Danni ingenti e impressionanti. Un episodio sul quale stanno indagando i carabinieri che hanno effettuato un sopralluogo e che hanno iniziato a raccogliere una serie di elementi che potrebbero risultare utili alle indagini. Secondo quanto ricostruito, ignoti di notte hanno infranto una vetrata esterna della palestra e una volta dentro si sono scatenati contro quello che hanno trovato a portata di mano.
Dal sindaco Matteo Nasciuti arrivano dure parole di condanna per l’accaduto: “Si tratta di un gesto grave e inaccettabile che colpisce un bene pubblico e, di conseguenza, l’intera comunità scandianese. Luoghi come le palestre scolastiche sono spazi di educazione, inclusione e socialità”.

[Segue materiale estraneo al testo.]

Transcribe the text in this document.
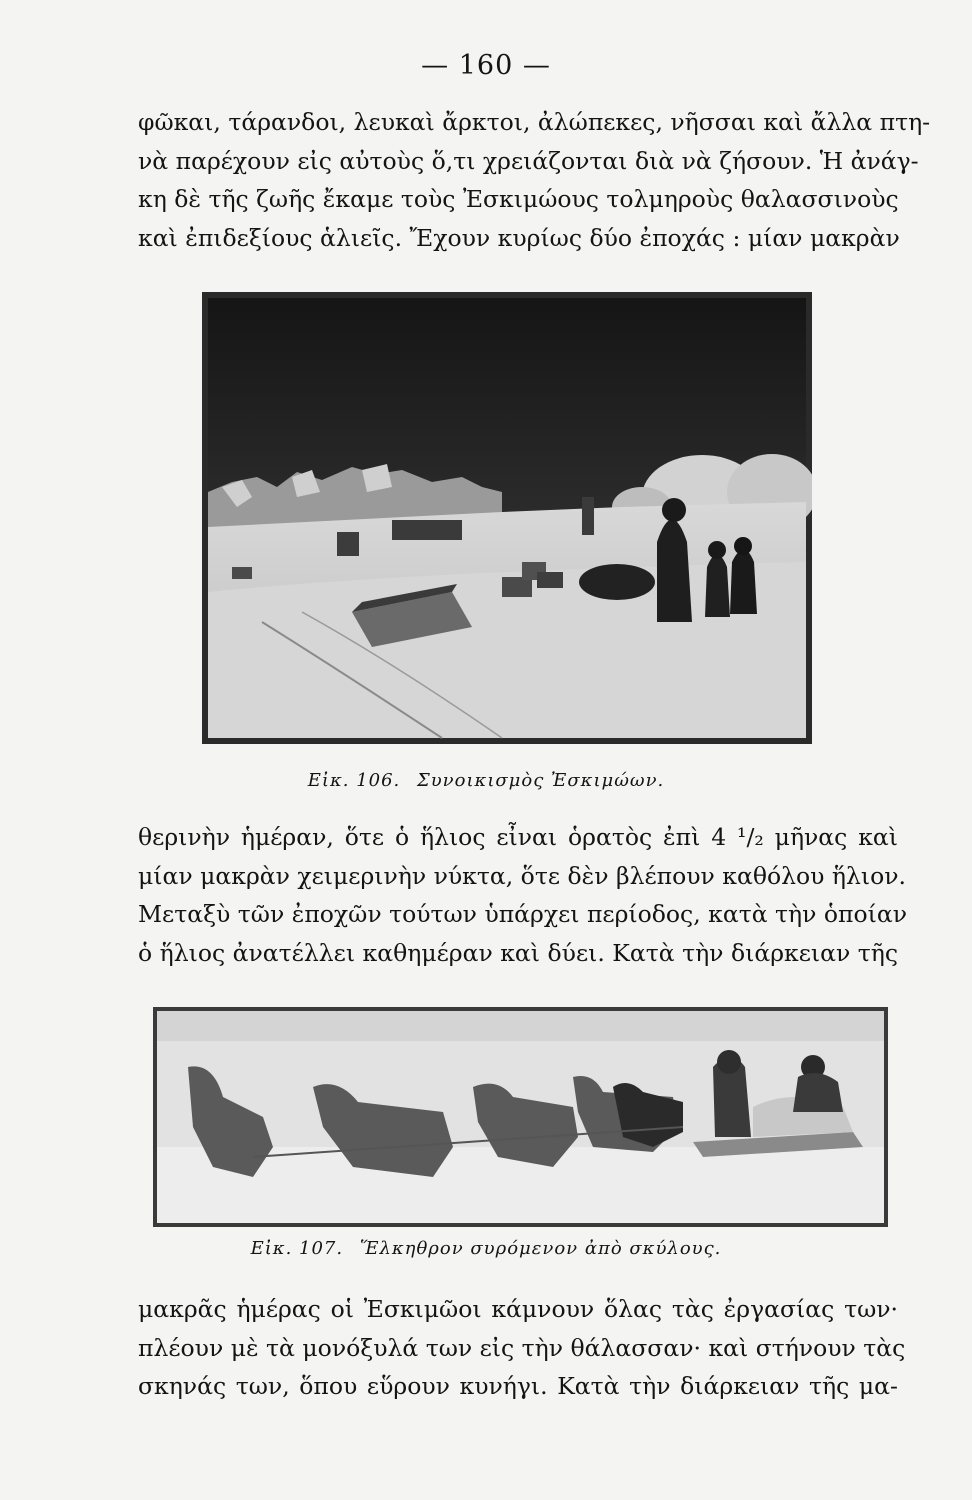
— 160 —
φῶκαι, τάρανδοι, λευκαὶ ἄρκτοι, ἀλώπεκες, νῆσσαι καὶ ἄλλα πτη-
νὰ παρέχουν εἰς αὐτοὺς ὅ,τι χρειάζονται διὰ νὰ ζήσουν. Ἡ ἀνάγ-
κη δὲ τῆς ζωῆς ἔκαμε τοὺς Ἐσκιμώους τολμηροὺς θαλασσινοὺς
καὶ ἐπιδεξίους ἁλιεῖς. Ἔχουν κυρίως δύο ἐποχάς : μίαν μακρὰν
Εἰκ. 106. Συνοικισμὸς Ἐσκιμώων.
θερινὴν ἡμέραν, ὅτε ὁ ἥλιος εἶναι ὁρατὸς ἐπὶ 4 ¹/₂ μῆνας καὶ
μίαν μακρὰν χειμερινὴν νύκτα, ὅτε δὲν βλέπουν καθόλου ἥλιον.
Μεταξὺ τῶν ἐποχῶν τούτων ὑπάρχει περίοδος, κατὰ τὴν ὁποίαν
ὁ ἥλιος ἀνατέλλει καθημέραν καὶ δύει. Κατὰ τὴν διάρκειαν τῆς
Εἰκ. 107. Ἕλκηθρον συρόμενον ἀπὸ σκύλους.
μακρᾶς ἡμέρας οἱ Ἐσκιμῶοι κάμνουν ὅλας τὰς ἐργασίας των·
πλέουν μὲ τὰ μονόξυλά των εἰς τὴν θάλασσαν· καὶ στήνουν τὰς
σκηνάς των, ὅπου εὕρουν κυνήγι. Κατὰ τὴν διάρκειαν τῆς μα-
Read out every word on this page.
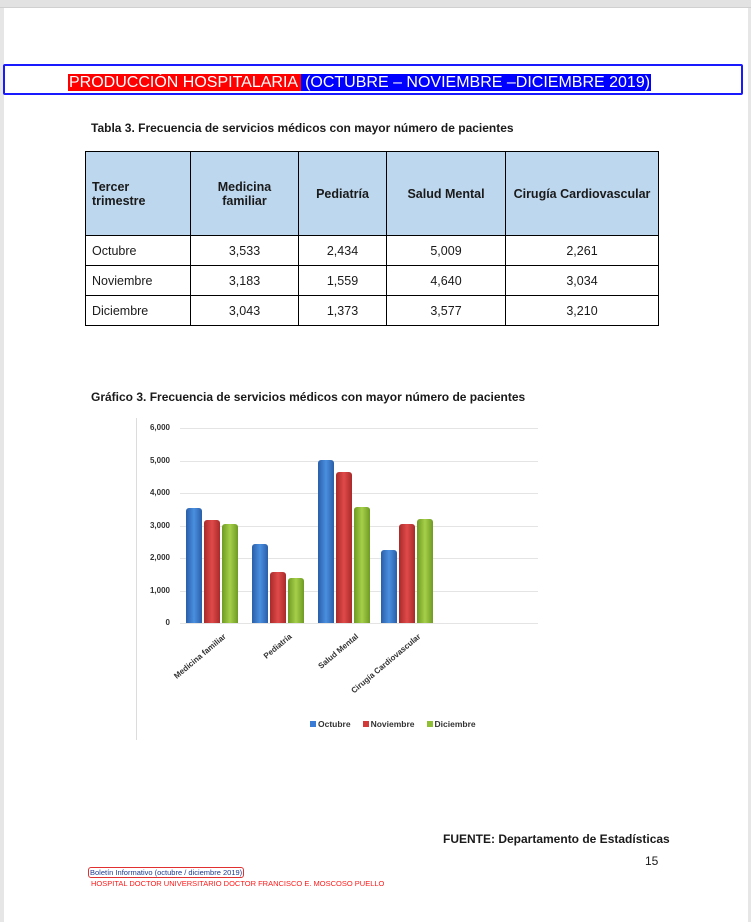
PRODUCCIÓN HOSPITALARIA (OCTUBRE – NOVIEMBRE –DICIEMBRE 2019)
Tabla 3. Frecuencia de servicios médicos con mayor número de pacientes
Tercer trimestre	Medicina familiar	Pediatría	Salud Mental	Cirugía Cardiovascular
Octubre	3,533	2,434	5,009	2,261
Noviembre	3,183	1,559	4,640	3,034
Diciembre	3,043	1,373	3,577	3,210
Gráfico 3. Frecuencia de servicios médicos con mayor número de pacientes
Octubre Noviembre Diciembre
FUENTE: Departamento de Estadísticas
15
Boletín Informativo (octubre / diciembre 2019)
HOSPITAL DOCTOR UNIVERSITARIO DOCTOR FRANCISCO E. MOSCOSO PUELLO
0
1,000
2,000
3,000
4,000
5,000
6,000
Medicina familiar	Pediatría	Salud Mental
Cirugía Cardiovascular
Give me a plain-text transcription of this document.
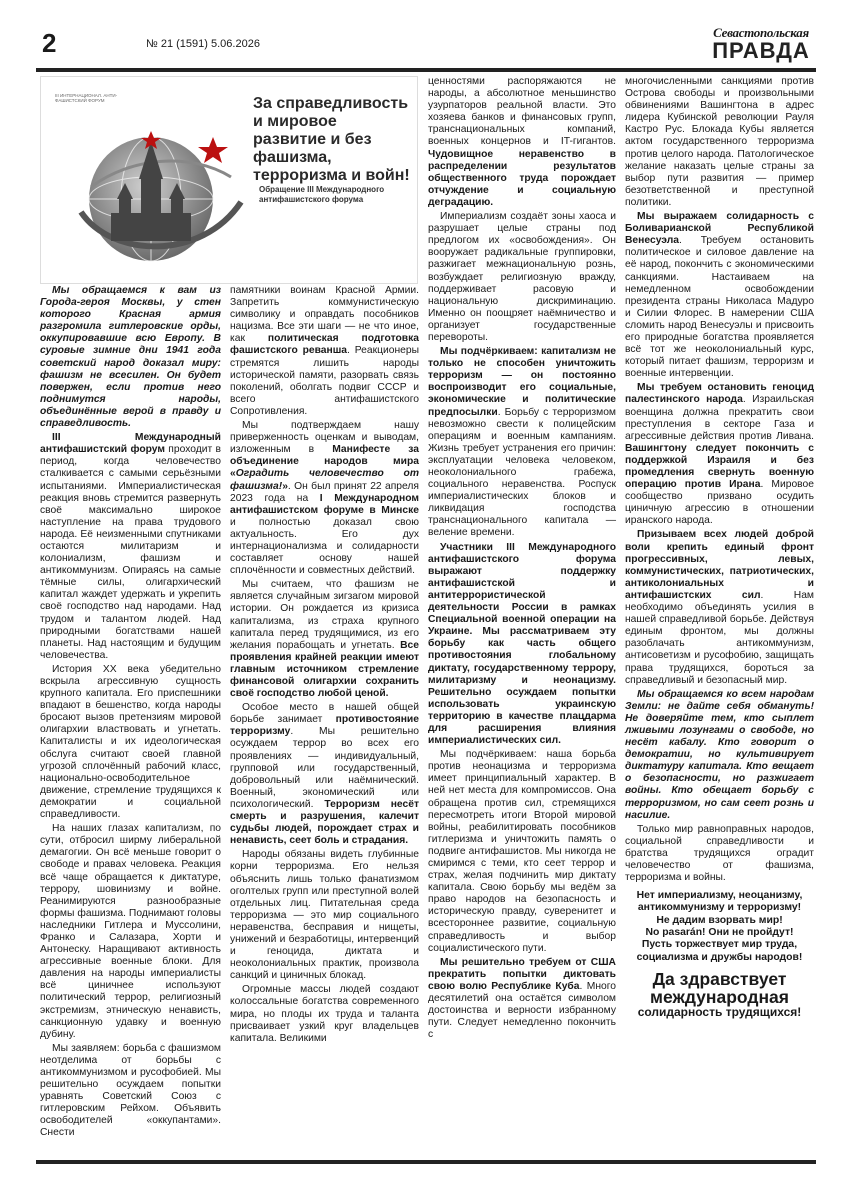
2	№ 21 (1591) 5.06.2026
Севастопольская
ПРАВДА
III ИНТЕРНАЦИОНАЛ. АНТИ-ФАШИСТСКИЙ ФОРУМ	За справедливость и мировое развитие и без фашизма, терроризма и войн!
Обращение III Международного антифашистского форума

Мы обращаемся к вам из Города-героя Москвы, у стен которого Красная армия разгромила гитлеровские орды, оккупировавшие всю Европу. В суровые зимние дни 1941 года советский народ доказал миру: фашизм не всесилен. Он будет повержен, если против него поднимутся народы, объединённые верой в правду и справедливость.

III Международный антифашистский форум проходит в период, когда человечество сталкивается с самыми серьёзными испытаниями. Империалистическая реакция вновь стремится развернуть своё максимально широкое наступление на права трудового народа. Её неизменными спутниками остаются милитаризм и колониализм, фашизм и антикоммунизм. Опираясь на самые тёмные силы, олигархический капитал жаждет удержать и укрепить своё господство над народами. Над трудом и талантом людей. Над природными богатствами нашей планеты. Над настоящим и будущим человечества.

История XX века убедительно вскрыла агрессивную сущность крупного капитала. Его приспешники впадают в бешенство, когда народы бросают вызов претензиям мировой олигархии властвовать и угнетать. Капиталисты и их идеологическая обслуга считают своей главной угрозой сплочённый рабочий класс, национально-освободительное движение, стремление трудящихся к демократии и социальной справедливости.

На наших глазах капитализм, по сути, отбросил ширму либеральной демагогии. Он всё меньше говорит о свободе и правах человека. Реакция всё чаще обращается к диктатуре, террору, шовинизму и войне. Реанимируются разнообразные формы фашизма. Поднимают головы наследники Гитлера и Муссолини, Франко и Салазара, Хорти и Антонеску. Наращивают активность агрессивные военные блоки. Для давления на народы империалисты всё циничнее используют политический террор, религиозный экстремизм, этническую ненависть, санкционную удавку и военную дубину.

Мы заявляем: борьба с фашизмом неотделима от борьбы с антикоммунизмом и русофобией. Мы решительно осуждаем попытки уравнять Советский Союз с гитлеровским Рейхом. Объявить освободителей «оккупантами». Снести

памятники воинам Красной Армии. Запретить коммунистическую символику и оправдать пособников нацизма. Все эти шаги — не что иное, как политическая подготовка фашистского реванша. Реакционеры стремятся лишить народы исторической памяти, разорвать связь поколений, оболгать подвиг СССР и всего антифашистского Сопротивления.

Мы подтверждаем нашу приверженность оценкам и выводам, изложенным в Манифесте за объединение народов мира «Оградить человечество от фашизма!». Он был принят 22 апреля 2023 года на I Международном антифашистском форуме в Минске и полностью доказал свою актуальность. Его дух интернационализма и солидарности составляет основу нашей сплочённости и совместных действий.

Мы считаем, что фашизм не является случайным зигзагом мировой истории. Он рождается из кризиса капитализма, из страха крупного капитала перед трудящимися, из его желания порабощать и угнетать. Все проявления крайней реакции имеют главным источником стремление финансовой олигархии сохранить своё господство любой ценой.

Особое место в нашей общей борьбе занимает противостояние терроризму. Мы решительно осуждаем террор во всех его проявлениях — индивидуальный, групповой или государственный, добровольный или наёмнический. Военный, экономический или психологический. Терроризм несёт смерть и разрушения, калечит судьбы людей, порождает страх и ненависть, сеет боль и страдания.

Народы обязаны видеть глубинные корни терроризма. Его нельзя объяснить лишь только фанатизмом оголтелых групп или преступной волей отдельных лиц. Питательная среда терроризма — это мир социального неравенства, бесправия и нищеты, унижений и безработицы, интервенций и геноцида, диктата и неоколониальных практик, произвола санкций и циничных блокад.

Огромные массы людей создают колоссальные богатства современного мира, но плоды их труда и таланта присваивает узкий круг владельцев капитала. Великими

ценностями распоряжаются не народы, а абсолютное меньшинство узурпаторов реальной власти. Это хозяева банков и финансовых групп, транснациональных компаний, военных концернов и IT-гигантов. Чудовищное неравенство в распределении результатов общественного труда порождает отчуждение и социальную деградацию.

Империализм создаёт зоны хаоса и разрушает целые страны под предлогом их «освобождения». Он вооружает радикальные группировки, разжигает межнациональную рознь, возбуждает религиозную вражду, поддерживает расовую и национальную дискриминацию. Именно он поощряет наёмничество и организует государственные перевороты.

Мы подчёркиваем: капитализм не только не способен уничтожить терроризм — он постоянно воспроизводит его социальные, экономические и политические предпосылки. Борьбу с терроризмом невозможно свести к полицейским операциям и военным кампаниям. Жизнь требует устранения его причин: эксплуатации человека человеком, неоколониального грабежа, социального неравенства. Роспуск империалистических блоков и ликвидация господства транснационального капитала — веление времени.

Участники III Международного антифашистского форума выражают поддержку антифашистской и антитеррористической деятельности России в рамках Специальной военной операции на Украине. Мы рассматриваем эту борьбу как часть общего противостояния глобальному диктату, государственному террору, милитаризму и неонацизму. Решительно осуждаем попытки использовать украинскую территорию в качестве плацдарма для расширения влияния империалистических сил.

Мы подчёркиваем: наша борьба против неонацизма и терроризма имеет принципиальный характер. В ней нет места для компромиссов. Она обращена против сил, стремящихся пересмотреть итоги Второй мировой войны, реабилитировать пособников гитлеризма и уничтожить память о подвиге антифашистов. Мы никогда не смиримся с теми, кто сеет террор и страх, желая подчинить мир диктату капитала. Свою борьбу мы ведём за право народов на безопасность и историческую правду, суверенитет и всестороннее развитие, социальную справедливость и выбор социалистического пути.

Мы решительно требуем от США прекратить попытки диктовать свою волю Республике Куба. Много десятилетий она остаётся символом достоинства и верности избранному пути. Следует немедленно покончить с

многочисленными санкциями против Острова свободы и произвольными обвинениями Вашингтона в адрес лидера Кубинской революции Рауля Кастро Рус. Блокада Кубы является актом государственного терроризма против целого народа. Патологическое желание наказать целые страны за выбор пути развития — пример безответственной и преступной политики.

Мы выражаем солидарность с Боливарианской Республикой Венесуэла. Требуем остановить политическое и силовое давление на её народ, покончить с экономическими санкциями. Настаиваем на немедленном освобождении президента страны Николаса Мадуро и Силии Флорес. В намерении США сломить народ Венесуэлы и присвоить его природные богатства проявляется всё тот же неоколониальный курс, который питает фашизм, терроризм и военные интервенции.

Мы требуем остановить геноцид палестинского народа. Израильская военщина должна прекратить свои преступления в секторе Газа и агрессивные действия против Ливана. Вашингтону следует покончить с поддержкой Израиля и без промедления свернуть военную операцию против Ирана. Мировое сообщество призвано осудить циничную агрессию в отношении иранского народа.

Призываем всех людей доброй воли крепить единый фронт прогрессивных, левых, коммунистических, патриотических, антиколониальных и антифашистских сил. Нам необходимо объединять усилия в нашей справедливой борьбе. Действуя единым фронтом, мы должны разоблачать антикоммунизм, антисоветизм и русофобию, защищать права трудящихся, бороться за справедливый и безопасный мир.

Мы обращаемся ко всем народам Земли: не дайте себя обмануть! Не доверяйте тем, кто сыплет лживыми лозунгами о свободе, но несёт кабалу. Кто говорит о демократии, но культивирует диктатуру капитала. Кто вещает о безопасности, но разжигает войны. Кто обещает борьбу с терроризмом, но сам сеет рознь и насилие.

Только мир равноправных народов, социальной справедливости и братства трудящихся оградит человечество от фашизма, терроризма и войны.

Нет империализму, неоцанизму, антикоммунизму и терроризму!
Не дадим взорвать мир!
No pasarán! Они не пройдут!
Пусть торжествует мир труда, социализма и дружбы народов!
Да здравствует международная
солидарность трудящихся!
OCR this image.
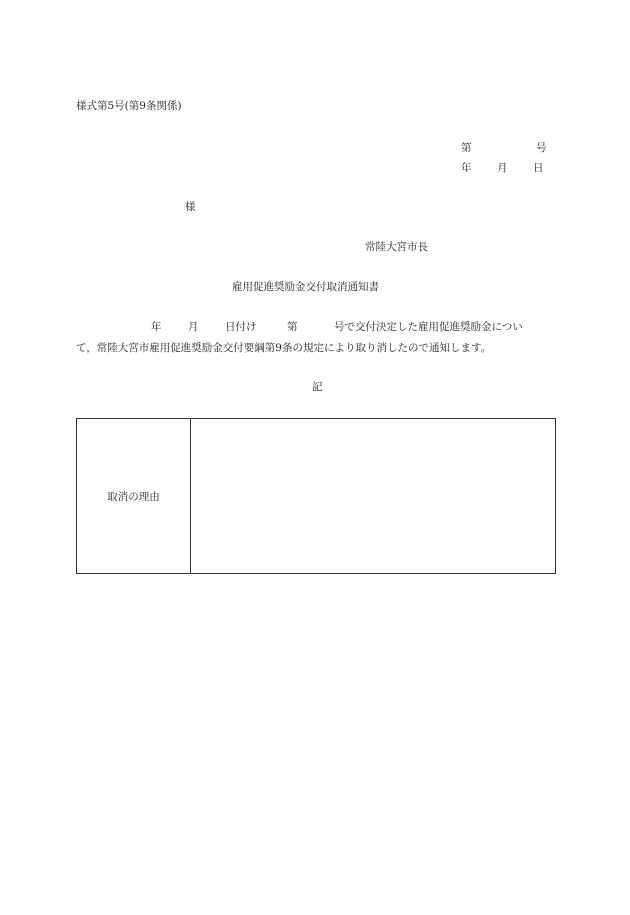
様式第5号(第9条関係)
第	号
年 月 日
様
常陸大宮市長
雇用促進奨励金交付取消通知書
年	月	日付け	第	号で交付決定した雇用促進奨励金につい
て，常陸大宮市雇用促進奨励金交付要綱第9条の規定により取り消したので通知します。
記
取消の理由
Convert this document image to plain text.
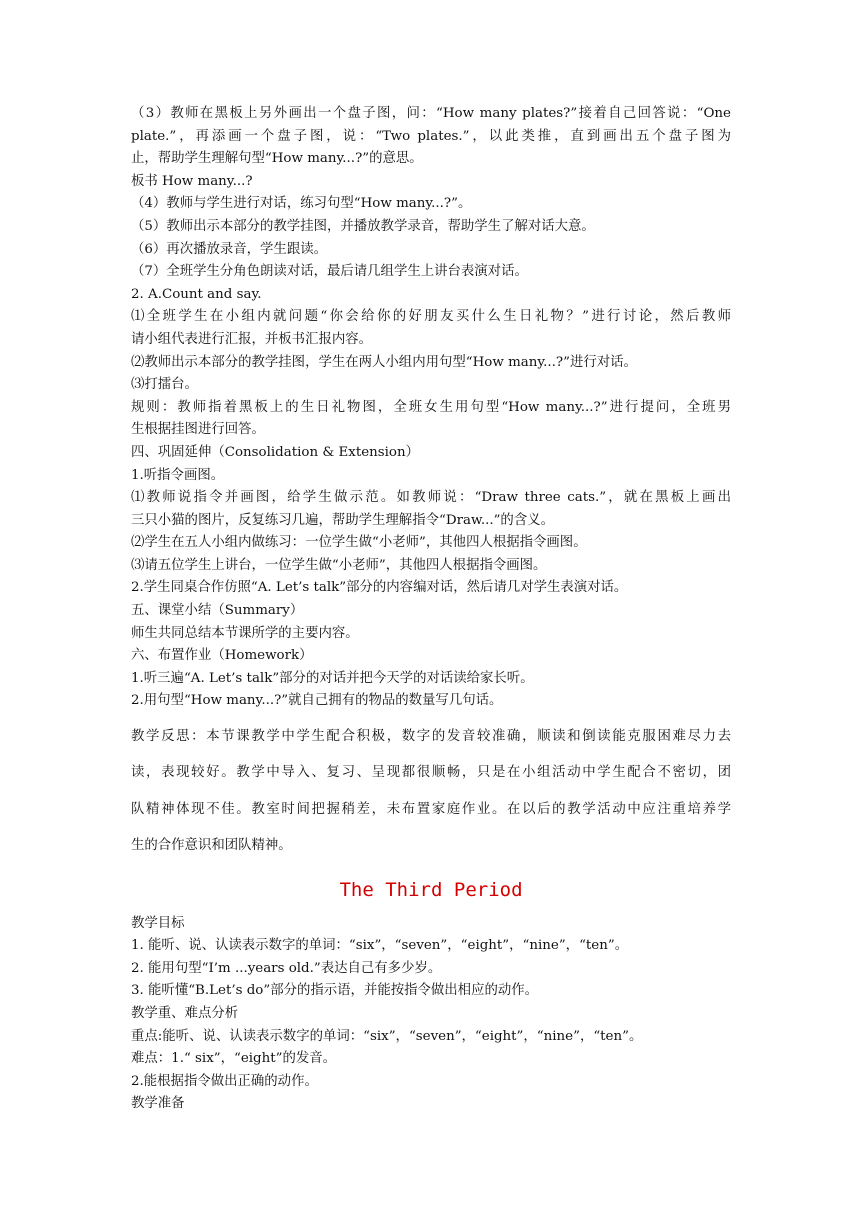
（3）教师在黑板上另外画出一个盘子图，问：“How many plates?”接着自己回答说：“One

plate.”，再添画一个盘子图，说：“Two plates.”，以此类推，直到画出五个盘子图为

止，帮助学生理解句型“How many...?”的意思。

板书 How many...?

（4）教师与学生进行对话，练习句型“How many...?”。

（5）教师出示本部分的教学挂图，并播放教学录音，帮助学生了解对话大意。

（6）再次播放录音，学生跟读。

（7）全班学生分角色朗读对话，最后请几组学生上讲台表演对话。

2. A.Count and say.

⑴全班学生在小组内就问题“你会给你的好朋友买什么生日礼物？”进行讨论，然后教师

请小组代表进行汇报，并板书汇报内容。

⑵教师出示本部分的教学挂图，学生在两人小组内用句型“How many...?”进行对话。

⑶打擂台。

规则：教师指着黑板上的生日礼物图，全班女生用句型“How many...?”进行提问，全班男

生根据挂图进行回答。

四、巩固延伸（Consolidation & Extension）

1.听指令画图。

⑴教师说指令并画图，给学生做示范。如教师说：“Draw three cats.”，就在黑板上画出

三只小猫的图片，反复练习几遍，帮助学生理解指令“Draw...”的含义。

⑵学生在五人小组内做练习：一位学生做“小老师”，其他四人根据指令画图。

⑶请五位学生上讲台，一位学生做“小老师”，其他四人根据指令画图。

2.学生同桌合作仿照“A. Let’s talk”部分的内容编对话，然后请几对学生表演对话。

五、课堂小结（Summary）

师生共同总结本节课所学的主要内容。

六、布置作业（Homework）

1.听三遍“A. Let’s talk”部分的对话并把今天学的对话读给家长听。

2.用句型“How many...?”就自己拥有的物品的数量写几句话。

教学反思：本节课教学中学生配合积极，数字的发音较准确，顺读和倒读能克服困难尽力去

读，表现较好。教学中导入、复习、呈现都很顺畅，只是在小组活动中学生配合不密切，团

队精神体现不佳。教室时间把握稍差，未布置家庭作业。在以后的教学活动中应注重培养学

生的合作意识和团队精神。

The Third Period

教学目标

1. 能听、说、认读表示数字的单词：“six”，“seven”，“eight”，“nine”，“ten”。

2. 能用句型“I’m ...years old.”表达自己有多少岁。

3. 能听懂“B.Let’s do”部分的指示语，并能按指令做出相应的动作。

教学重、难点分析

重点:能听、说、认读表示数字的单词：“six”，“seven”，“eight”，“nine”，“ten”。

难点：1.“ six”，“eight”的发音。

2.能根据指令做出正确的动作。

教学准备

Ad agire potrebbe essere stata una banda di giovanissimi. Intanto, il Comune si è già attivato per individuare le misure per rafforzare la sicurezza della struttura. “L’amministrazione sta lavorando alla definizione di un piano per il rafforzamento della sorveglianza della palestra, che prevede la progressiva installazione di sistemi di videosorveglianza e anti-intrusione”, le parole di Nasciuti. Gli addetti del Comune si sono messi subito al lavoro per rendere nuovamente fruibile la struttura in tempi rapidi.